The temple is one of the 108 Ayyappan temples in Kerala. Its main idol, Ayyappan is oriented to the east so that offerings can be made. Other idols are Bhagavathi and Lord Siva. The temple's festival, "Thalapoli" is celebrated on the last Saturday of the month of Dhanu. The temple is owned and managed by the Zamindar family of Padinjarepat Nambiar clan. Temple pond is situated to the east of the premises.

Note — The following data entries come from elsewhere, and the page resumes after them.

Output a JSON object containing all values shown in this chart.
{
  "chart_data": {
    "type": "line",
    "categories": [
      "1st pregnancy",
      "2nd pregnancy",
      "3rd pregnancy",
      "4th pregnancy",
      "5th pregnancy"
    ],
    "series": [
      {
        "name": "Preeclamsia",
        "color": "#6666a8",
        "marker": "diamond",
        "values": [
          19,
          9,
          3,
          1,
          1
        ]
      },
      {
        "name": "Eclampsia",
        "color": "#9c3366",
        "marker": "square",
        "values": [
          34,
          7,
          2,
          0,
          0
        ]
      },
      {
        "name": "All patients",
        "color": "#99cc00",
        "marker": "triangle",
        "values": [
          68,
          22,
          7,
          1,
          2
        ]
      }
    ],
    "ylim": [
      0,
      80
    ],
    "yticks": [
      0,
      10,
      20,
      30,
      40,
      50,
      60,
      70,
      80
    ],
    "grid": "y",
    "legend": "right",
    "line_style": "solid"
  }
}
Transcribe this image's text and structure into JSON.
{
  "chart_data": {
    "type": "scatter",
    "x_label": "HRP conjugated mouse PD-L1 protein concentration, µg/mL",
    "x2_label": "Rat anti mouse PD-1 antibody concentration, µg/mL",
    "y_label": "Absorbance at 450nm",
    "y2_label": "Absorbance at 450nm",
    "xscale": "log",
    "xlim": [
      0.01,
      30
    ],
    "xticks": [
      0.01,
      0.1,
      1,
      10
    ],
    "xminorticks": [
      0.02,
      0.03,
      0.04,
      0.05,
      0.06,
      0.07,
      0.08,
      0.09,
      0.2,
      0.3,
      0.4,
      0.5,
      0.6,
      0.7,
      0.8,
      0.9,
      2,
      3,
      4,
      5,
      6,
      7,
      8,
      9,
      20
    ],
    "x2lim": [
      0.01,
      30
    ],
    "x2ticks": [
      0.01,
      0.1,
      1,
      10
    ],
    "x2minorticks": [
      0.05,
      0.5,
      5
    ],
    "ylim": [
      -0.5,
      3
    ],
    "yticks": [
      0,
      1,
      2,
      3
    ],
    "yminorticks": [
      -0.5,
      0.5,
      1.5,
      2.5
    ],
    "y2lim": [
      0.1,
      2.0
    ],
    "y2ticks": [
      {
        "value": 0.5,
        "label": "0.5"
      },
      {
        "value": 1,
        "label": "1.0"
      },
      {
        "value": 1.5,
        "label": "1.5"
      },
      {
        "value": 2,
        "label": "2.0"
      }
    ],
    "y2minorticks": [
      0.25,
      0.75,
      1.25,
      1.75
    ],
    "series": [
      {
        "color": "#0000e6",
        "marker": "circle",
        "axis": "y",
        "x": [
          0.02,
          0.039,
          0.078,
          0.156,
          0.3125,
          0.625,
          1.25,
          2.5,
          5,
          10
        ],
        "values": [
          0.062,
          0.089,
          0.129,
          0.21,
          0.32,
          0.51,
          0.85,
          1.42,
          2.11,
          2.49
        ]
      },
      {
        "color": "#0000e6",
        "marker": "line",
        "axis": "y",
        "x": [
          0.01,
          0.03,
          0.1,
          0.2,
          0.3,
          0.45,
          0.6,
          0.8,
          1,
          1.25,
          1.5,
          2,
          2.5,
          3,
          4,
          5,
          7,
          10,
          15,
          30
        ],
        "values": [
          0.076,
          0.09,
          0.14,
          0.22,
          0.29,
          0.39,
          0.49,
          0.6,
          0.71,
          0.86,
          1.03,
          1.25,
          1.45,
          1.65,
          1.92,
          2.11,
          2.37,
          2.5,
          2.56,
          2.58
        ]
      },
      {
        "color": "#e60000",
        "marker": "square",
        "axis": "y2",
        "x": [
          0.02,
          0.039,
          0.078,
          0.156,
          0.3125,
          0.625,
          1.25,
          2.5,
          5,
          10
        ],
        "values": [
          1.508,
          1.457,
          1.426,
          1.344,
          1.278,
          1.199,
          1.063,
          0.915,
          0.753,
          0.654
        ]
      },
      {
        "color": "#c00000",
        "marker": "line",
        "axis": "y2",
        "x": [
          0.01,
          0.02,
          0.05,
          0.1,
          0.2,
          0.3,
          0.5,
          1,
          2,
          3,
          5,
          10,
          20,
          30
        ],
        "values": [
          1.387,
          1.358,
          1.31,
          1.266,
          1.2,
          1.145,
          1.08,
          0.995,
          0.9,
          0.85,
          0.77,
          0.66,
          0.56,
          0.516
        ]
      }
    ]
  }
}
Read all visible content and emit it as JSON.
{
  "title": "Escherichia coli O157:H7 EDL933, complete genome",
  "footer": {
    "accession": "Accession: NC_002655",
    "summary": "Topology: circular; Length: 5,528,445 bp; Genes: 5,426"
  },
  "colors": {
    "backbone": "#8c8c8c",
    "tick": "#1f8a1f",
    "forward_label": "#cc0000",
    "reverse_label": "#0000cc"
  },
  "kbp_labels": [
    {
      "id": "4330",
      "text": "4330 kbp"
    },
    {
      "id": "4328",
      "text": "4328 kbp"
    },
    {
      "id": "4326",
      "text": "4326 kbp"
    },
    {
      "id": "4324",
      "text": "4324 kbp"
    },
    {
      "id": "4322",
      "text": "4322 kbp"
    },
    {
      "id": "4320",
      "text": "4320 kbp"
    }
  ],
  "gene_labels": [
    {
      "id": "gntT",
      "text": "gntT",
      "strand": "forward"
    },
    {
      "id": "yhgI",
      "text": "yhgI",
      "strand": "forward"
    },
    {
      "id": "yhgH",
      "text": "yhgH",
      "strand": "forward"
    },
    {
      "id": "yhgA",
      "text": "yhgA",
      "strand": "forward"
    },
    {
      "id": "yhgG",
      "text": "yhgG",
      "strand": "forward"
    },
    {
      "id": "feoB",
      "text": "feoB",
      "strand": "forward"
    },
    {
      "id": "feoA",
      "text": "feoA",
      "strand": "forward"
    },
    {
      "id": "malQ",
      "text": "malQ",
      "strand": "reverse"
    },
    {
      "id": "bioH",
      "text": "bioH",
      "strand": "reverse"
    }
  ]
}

Legends say that, if one prays with full heart and places offerings at the feet of the lord Ayyappa, the "Chengazhi Neer" flower, also known as "Neelathamara", will bloom the very next day in the temple pond as a sign of God's blessing. This legend associated with Malamakkavu Ayyappa temple plays a pivotal role in the film Neelathamara. Thiyattu Nambiars, who has the right to conduct the Thiyattu ceremony in Ayappan temples has a branch in Malamakkavu, where they live in the vicinity of Malamakkavu Temple.

Famous writer and Jnanpith award winner, M T Vasudevan Nair was born in Koodallur and did his primary schooling from Malamakkavu UP School. He is the author of the story based on which the movie "Neelathamara" is conceived. Through M T's writing, this quiet hamlet has found fame in Kerala's literary imagination.